I am a bit confused here, it seems the error is actually raised in the caret package, is this correct. I couldn't unravel what call to pROC resulted in the missing values: there shouldn't be any difference unless one ask for partial AUC.

I would appreciate any pointer as to which pROC command generates those missing values.

zachmayer commented 9 years ago

Can you re-check with the latest version of both packages? Thanks.

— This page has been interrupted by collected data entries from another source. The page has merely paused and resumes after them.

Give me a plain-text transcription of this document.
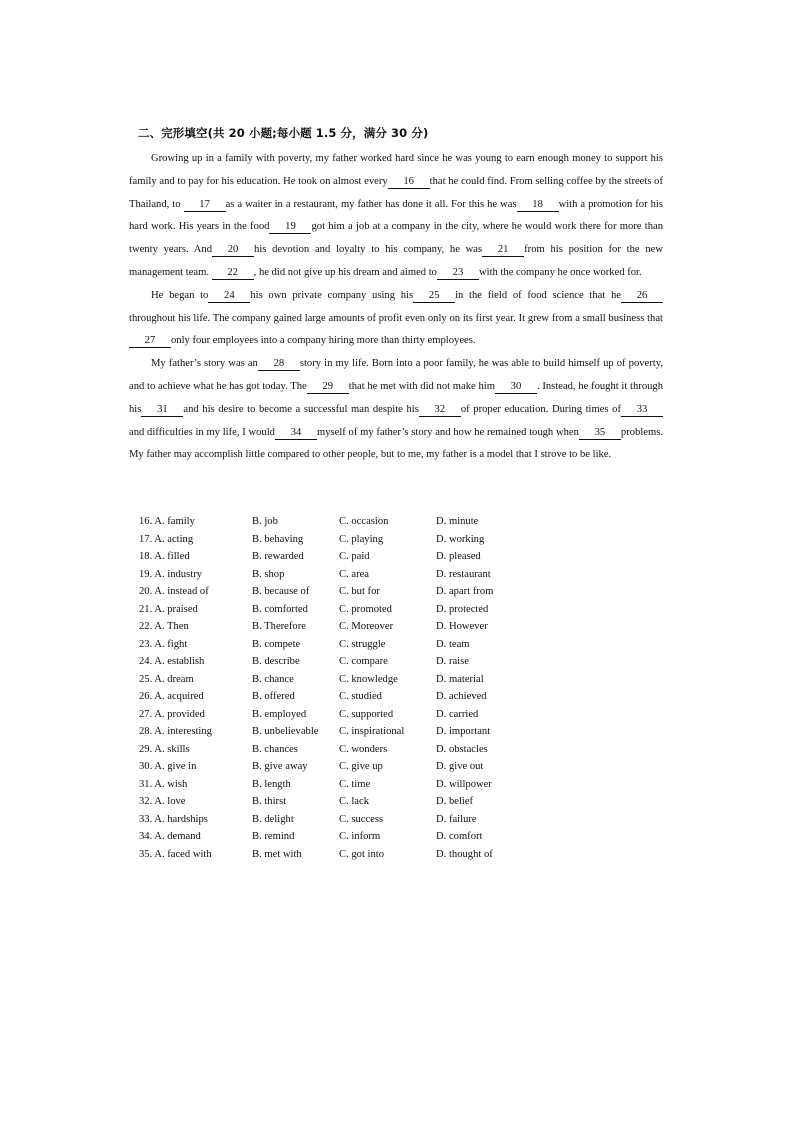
二、完形填空(共 20 小题;每小题 1.5 分，满分 30 分)

Growing up in a family with poverty, my father worked hard since he was young to earn enough money to support his family and to pay for his education. He took on almost every 16 that he could find. From selling coffee by the streets of Thailand, to 17 as a waiter in a restaurant, my father has done it all. For this he was 18 with a promotion for his hard work. His years in the food 19 got him a job at a company in the city, where he would work there for more than twenty years. And 20 his devotion and loyalty to his company, he was 21 from his position for the new management team. 22 , he did not give up his dream and aimed to 23 with the company he once worked for.

He began to 24 his own private company using his 25 in the field of food science that he 26throughout his life. The company gained large amounts of profit even only on its first year. It grew from a small business that27 only four employees into a company hiring more than thirty employees.

My father’s story was an 28 story in my life. Born into a poor family, he was able to build himself up of poverty, and to achieve what he has got today. The 29 that he met with did not make him 30 . Instead, he fought it through his 31 and his desire to become a successful man despite his 32 of proper education. During times of 33and difficulties in my life, I would 34 myself of my father’s story and how he remained tough when 35 problems. My father may accomplish little compared to other people, but to me, my father is a model that I strove to be like.

16. A. family	B. job	C. occasion	D. minute
17. A. acting	B. behaving	C. playing	D. working
18. A. filled	B. rewarded	C. paid	D. pleased
19. A. industry	B. shop	C. area	D. restaurant
20. A. instead of	B. because of	C. but for	D. apart from
21. A. praised	B. comforted	C. promoted	D. protected
22. A. Then	B. Therefore	C. Moreover	D. However
23. A. fight	B. compete	C. struggle	D. team
24. A. establish	B. describe	C. compare	D. raise
25. A. dream	B. chance	C. knowledge	D. material
26. A. acquired	B. offered	C. studied	D. achieved
27. A. provided	B. employed	C. supported	D. carried
28. A. interesting	B. unbelievable C. inspirational	D. important
29. A. skills	B. chances	C. wonders	D. obstacles
30. A. give in	B. give away	C. give up	D. give out
31. A. wish	B. length	C. time	D. willpower
32. A. love	B. thirst	C. lack	D. belief
33. A. hardships	B. delight	C. success	D. failure
34. A. demand	B. remind	C. inform	D. comfort
35. A. faced with	B. met with	C. got into	D. thought of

xrobin commented 9 years ago

Right now I cannot build your package (github version):

xavier@iMac:~/projects/pROC_test$ R CMD build caretEnsemble_github/
* checking for file ‘caretEnsemble_github/DESCRIPTION’ ... OK
* preparing ‘caretEnsemble’:
* checking DESCRIPTION meta-information ... OK
* installing the package to build vignettes
* creating vignettes ... ERROR
Warning in engine$weave(file, quiet = quiet) :
  Pandoc (>= 1.12.3) and/or pandoc-citeproc is not available. Please install both.
Warning in train.default(x, y, weights = w, ...) :
  The metric "Accuracy" was not in the result set. ROC will be used instead.
Warning: glm.fit: algorithm did not converge
Warning: glm.fit: fitted probabilities numerically 0 or 1 occurred
Warning: glm.fit: algorithm did not converge
Warning: glm.fit: fitted probabilities numerically 0 or 1 occurred
Warning: glm.fit: algorithm did not converge
Warning: glm.fit: fitted probabilities numerically 0 or 1 occurred
Warning: glm.fit: algorithm did not converge
Warning: glm.fit: fitted probabilities numerically 0 or 1 occurred
Warning: glm.fit: algorithm did not converge
Warning: glm.fit: fitted probabilities numerically 0 or 1 occurred
Warning: glm.fit: algorithm did not converge
Warning: glm.fit: fitted probabilities numerically 0 or 1 occurred
Warning: glm.fit: algorithm did not converge
Warning: glm.fit: fitted probabilities numerically 0 or 1 occurred
Warning: glm.fit: algorithm did not converge
Warning: glm.fit: fitted probabilities numerically 0 or 1 occurred
Warning: glm.fit: algorithm did not converge
Warning: glm.fit: fitted probabilities numerically 0 or 1 occurred
Warning: glm.fit: algorithm did not converge
Warning: glm.fit: fitted probabilities numerically 0 or 1 occurred
Warning: glm.fit: algorithm did not converge
Warning: glm.fit: fitted probabilities numerically 0 or 1 occurred
Warning: glm.fit: algorithm did not converge
Warning: glm.fit: fitted probabilities numerically 0 or 1 occurred
Warning: glm.fit: algorithm did not converge
Warning: glm.fit: fitted probabilities numerically 0 or 1 occurred
Warning: glm.fit: algorithm did not converge
Warning: glm.fit: fitted probabilities numerically 0 or 1 occurred
Warning: glm.fit: algorithm did not converge
Warning: glm.fit: fitted probabilities numerically 0 or 1 occurred
Warning: glm.fit: algorithm did not converge
Warning: glm.fit: fitted probabilities numerically 0 or 1 occurred
Warning: glm.fit: algorithm did not converge
Warning: glm.fit: fitted probabilities numerically 0 or 1 occurred
Warning: glm.fit: algorithm did not converge
Warning: glm.fit: fitted probabilities numerically 0 or 1 occurred
Warning: glm.fit: algorithm did not converge
Warning: glm.fit: fitted probabilities numerically 0 or 1 occurred
Warning: glm.fit: algorithm did not converge
Warning: glm.fit: fitted probabilities numerically 0 or 1 occurred
Warning: glm.fit: algorithm did not converge
Warning: glm.fit: fitted probabilities numerically 0 or 1 occurred
Warning: glm.fit: algorithm did not converge
Warning: glm.fit: fitted probabilities numerically 0 or 1 occurred
Warning: glm.fit: algorithm did not converge
Warning: glm.fit: fitted probabilities numerically 0 or 1 occurred
Warning: glm.fit: algorithm did not converge
Warning: glm.fit: fitted probabilities numerically 0 or 1 occurred
Warning: glm.fit: algorithm did not converge
Warning: glm.fit: fitted probabilities numerically 0 or 1 occurred
Warning in nominalTrainWorkflow(x = x, y = y, wts = weights, info = trainInfo,  :
  There were missing values in resampled performance measures.
Quitting from lines 49-56 (caretEnsemble-intro.Rmd) 
Error: processing vignette 'caretEnsemble-intro.Rmd' failed with diagnostics:
Stopping
Execution halted
xrobin commented 9 years ago

I updated a bunch of other outdated packages and everything works fine now. Sorry about the false alarm.